MOTION FOR STAY OF PROCEEDINGS

Defendant moves to stay all proceedings, including all discovery, until its motion to compel arbitration is heard and decided.  Defendant reserved a hearing date of July 26, 2022—the same day as the hearing on the motion to compel arbitration.

Because the Court concurrently decides the motion to compel arbitration, the motion for a stay prior to a decision on the motion to compel arbitration is denied as moot.

MOTION TO COMPEL ARBITRATION

Defendant’s request for judicial notice of Exhibits 1 and 2 is granted.

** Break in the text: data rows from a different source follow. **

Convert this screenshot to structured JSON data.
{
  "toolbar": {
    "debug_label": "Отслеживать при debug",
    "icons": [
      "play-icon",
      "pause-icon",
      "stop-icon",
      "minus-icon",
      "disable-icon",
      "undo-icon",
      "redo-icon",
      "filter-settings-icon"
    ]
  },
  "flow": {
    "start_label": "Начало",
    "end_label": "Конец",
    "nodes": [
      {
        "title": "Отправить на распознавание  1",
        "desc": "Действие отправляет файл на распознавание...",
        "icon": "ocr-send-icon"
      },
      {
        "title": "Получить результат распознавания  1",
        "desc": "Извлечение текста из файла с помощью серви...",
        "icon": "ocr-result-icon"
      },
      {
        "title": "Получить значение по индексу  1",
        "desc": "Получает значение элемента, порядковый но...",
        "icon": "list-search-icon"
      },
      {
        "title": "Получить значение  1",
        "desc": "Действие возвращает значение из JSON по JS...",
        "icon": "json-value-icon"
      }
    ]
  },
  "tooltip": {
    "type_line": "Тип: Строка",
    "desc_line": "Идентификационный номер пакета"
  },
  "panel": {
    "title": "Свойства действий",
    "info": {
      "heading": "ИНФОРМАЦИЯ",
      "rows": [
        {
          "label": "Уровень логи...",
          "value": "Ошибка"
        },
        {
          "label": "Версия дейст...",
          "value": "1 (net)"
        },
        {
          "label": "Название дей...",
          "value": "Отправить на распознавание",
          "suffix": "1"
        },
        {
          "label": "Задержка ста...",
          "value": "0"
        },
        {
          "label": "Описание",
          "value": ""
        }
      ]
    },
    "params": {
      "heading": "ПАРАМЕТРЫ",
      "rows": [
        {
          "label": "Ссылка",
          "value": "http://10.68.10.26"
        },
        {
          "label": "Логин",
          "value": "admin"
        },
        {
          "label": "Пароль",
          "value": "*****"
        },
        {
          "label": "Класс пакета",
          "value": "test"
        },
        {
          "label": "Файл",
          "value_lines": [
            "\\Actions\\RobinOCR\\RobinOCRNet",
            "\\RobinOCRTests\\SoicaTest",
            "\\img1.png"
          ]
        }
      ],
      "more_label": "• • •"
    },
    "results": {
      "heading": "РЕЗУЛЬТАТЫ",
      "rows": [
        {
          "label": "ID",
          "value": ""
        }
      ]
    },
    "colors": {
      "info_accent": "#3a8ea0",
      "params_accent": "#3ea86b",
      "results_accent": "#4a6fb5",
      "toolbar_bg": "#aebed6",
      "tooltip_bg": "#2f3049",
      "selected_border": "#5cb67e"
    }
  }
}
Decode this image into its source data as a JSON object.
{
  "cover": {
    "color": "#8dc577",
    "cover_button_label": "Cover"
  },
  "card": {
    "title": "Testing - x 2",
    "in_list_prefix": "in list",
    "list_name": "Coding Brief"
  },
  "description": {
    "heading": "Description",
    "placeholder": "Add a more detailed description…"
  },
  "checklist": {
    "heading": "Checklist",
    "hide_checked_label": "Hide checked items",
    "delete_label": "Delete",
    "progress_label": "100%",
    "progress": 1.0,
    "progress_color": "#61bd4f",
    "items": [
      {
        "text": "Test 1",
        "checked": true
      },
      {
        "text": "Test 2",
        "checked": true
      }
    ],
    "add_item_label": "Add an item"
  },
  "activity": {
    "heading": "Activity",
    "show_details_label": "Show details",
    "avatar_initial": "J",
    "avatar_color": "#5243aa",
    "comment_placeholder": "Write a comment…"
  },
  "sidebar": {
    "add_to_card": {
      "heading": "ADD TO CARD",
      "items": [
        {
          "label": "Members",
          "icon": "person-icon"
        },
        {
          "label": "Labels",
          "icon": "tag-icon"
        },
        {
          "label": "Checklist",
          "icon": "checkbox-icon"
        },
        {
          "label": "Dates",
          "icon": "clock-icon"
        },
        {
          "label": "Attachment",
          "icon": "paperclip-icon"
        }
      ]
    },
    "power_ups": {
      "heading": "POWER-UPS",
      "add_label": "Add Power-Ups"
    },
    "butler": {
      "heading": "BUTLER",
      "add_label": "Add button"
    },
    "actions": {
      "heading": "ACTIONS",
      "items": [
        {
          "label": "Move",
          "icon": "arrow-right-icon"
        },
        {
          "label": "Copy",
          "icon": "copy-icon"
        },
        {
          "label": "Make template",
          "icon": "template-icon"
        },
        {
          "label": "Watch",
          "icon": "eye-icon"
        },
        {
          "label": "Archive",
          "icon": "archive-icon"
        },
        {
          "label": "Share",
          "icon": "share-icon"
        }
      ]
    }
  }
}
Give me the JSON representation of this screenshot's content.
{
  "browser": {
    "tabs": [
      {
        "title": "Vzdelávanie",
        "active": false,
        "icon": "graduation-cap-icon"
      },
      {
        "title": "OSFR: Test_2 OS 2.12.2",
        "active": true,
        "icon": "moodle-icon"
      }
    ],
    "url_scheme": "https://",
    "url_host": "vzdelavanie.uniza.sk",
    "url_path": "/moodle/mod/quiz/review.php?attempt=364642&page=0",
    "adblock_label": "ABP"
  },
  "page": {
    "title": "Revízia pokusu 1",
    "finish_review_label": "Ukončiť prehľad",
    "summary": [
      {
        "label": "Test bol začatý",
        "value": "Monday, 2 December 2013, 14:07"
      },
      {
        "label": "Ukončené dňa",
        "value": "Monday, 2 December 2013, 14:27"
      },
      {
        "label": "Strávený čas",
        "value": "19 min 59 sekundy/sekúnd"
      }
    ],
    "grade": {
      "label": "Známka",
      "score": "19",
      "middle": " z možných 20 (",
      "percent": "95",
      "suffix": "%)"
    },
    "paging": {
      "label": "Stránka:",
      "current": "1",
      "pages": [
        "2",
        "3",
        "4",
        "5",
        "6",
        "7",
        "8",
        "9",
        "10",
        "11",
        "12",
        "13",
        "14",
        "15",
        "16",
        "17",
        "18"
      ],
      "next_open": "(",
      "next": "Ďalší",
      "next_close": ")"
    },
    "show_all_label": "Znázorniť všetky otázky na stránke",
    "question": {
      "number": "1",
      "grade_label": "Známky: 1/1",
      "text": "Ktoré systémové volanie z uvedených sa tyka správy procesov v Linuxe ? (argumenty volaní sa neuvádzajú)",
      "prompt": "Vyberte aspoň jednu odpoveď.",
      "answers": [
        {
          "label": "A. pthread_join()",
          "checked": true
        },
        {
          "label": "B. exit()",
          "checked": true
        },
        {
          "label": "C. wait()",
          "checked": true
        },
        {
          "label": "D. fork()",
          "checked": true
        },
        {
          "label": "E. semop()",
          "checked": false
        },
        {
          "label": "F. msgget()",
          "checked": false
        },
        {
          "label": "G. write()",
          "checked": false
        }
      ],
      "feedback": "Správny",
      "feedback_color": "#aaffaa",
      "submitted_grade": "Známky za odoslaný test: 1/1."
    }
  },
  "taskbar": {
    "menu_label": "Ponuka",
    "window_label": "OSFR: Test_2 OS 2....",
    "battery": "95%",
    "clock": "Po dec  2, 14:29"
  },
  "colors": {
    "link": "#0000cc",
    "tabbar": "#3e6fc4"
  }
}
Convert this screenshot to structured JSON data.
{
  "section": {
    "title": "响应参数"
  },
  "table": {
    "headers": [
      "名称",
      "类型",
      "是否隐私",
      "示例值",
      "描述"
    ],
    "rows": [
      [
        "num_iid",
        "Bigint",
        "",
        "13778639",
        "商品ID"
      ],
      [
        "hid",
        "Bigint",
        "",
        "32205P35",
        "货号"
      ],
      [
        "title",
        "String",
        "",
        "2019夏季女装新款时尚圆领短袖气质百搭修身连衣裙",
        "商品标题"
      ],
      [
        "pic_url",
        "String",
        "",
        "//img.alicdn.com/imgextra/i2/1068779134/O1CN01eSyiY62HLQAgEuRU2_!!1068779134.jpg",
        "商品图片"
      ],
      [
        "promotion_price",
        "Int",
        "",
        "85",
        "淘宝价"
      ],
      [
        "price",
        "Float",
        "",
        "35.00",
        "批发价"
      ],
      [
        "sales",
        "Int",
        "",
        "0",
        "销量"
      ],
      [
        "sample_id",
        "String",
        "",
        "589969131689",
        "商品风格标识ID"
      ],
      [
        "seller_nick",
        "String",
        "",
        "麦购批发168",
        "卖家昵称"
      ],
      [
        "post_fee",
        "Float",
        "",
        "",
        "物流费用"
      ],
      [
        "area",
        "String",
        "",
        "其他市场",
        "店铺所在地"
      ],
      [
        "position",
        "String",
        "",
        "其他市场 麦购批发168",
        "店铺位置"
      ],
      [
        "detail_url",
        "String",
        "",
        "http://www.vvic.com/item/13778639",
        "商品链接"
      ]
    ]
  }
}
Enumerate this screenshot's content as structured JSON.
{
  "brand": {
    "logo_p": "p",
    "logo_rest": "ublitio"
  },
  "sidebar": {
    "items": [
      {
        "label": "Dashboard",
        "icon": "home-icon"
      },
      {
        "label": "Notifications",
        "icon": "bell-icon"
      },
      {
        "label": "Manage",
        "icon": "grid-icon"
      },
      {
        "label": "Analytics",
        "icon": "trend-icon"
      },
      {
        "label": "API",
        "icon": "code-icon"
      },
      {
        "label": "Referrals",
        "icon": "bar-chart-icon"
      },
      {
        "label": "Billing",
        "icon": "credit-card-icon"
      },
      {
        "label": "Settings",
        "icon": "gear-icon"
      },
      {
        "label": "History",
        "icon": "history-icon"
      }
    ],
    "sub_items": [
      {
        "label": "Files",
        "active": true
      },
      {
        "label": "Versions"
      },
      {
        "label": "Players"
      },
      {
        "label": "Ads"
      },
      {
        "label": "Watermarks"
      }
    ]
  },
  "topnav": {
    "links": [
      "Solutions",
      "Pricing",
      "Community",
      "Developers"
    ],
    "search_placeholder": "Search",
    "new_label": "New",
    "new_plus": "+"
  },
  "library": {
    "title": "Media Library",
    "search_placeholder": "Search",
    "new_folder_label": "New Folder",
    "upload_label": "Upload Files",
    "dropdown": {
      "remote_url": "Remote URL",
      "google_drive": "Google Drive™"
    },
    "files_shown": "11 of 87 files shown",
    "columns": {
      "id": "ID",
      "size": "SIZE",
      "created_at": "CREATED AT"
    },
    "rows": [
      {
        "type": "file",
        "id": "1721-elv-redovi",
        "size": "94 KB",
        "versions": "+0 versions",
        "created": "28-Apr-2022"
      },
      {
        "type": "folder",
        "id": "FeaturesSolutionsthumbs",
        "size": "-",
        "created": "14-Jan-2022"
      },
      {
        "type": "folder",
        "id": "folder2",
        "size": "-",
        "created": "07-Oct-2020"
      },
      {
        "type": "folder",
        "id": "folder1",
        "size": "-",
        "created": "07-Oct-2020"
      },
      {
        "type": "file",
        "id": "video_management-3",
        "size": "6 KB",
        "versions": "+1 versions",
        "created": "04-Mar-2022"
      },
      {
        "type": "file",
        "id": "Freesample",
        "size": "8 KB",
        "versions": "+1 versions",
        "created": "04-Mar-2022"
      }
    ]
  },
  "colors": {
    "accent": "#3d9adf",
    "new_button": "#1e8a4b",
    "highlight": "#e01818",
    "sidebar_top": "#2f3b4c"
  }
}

Plaintiff’s request for judicial notice of Exhibit 1 is granted.  The request for judicial notice of Exhibit 2 is denied, as a tentative ruling in a different county’s superior court is not binding, persuasive, or relevant.

When seeking to compel arbitration of a plaintiff’s claims, the defendant must allege the existence of an agreement to arbitrate.  (Condee v. Longwood Management Corp. (2001) 88 Cal.App.4th 215, 219.)  The burden then shifts to the plaintiff to prove the falsity of the agreement.  (Ibid.)  After the Court determines that an agreement to arbitrate exists, it then considers objections to its enforceability.  (Ibid.)  The Court must grant a petition to compel arbitration unless the defendant has waived the right to compel arbitration or if there are grounds to revoke the arbitration agreement.  (Ibid.; Code Civ. Proc., § 1281.2.)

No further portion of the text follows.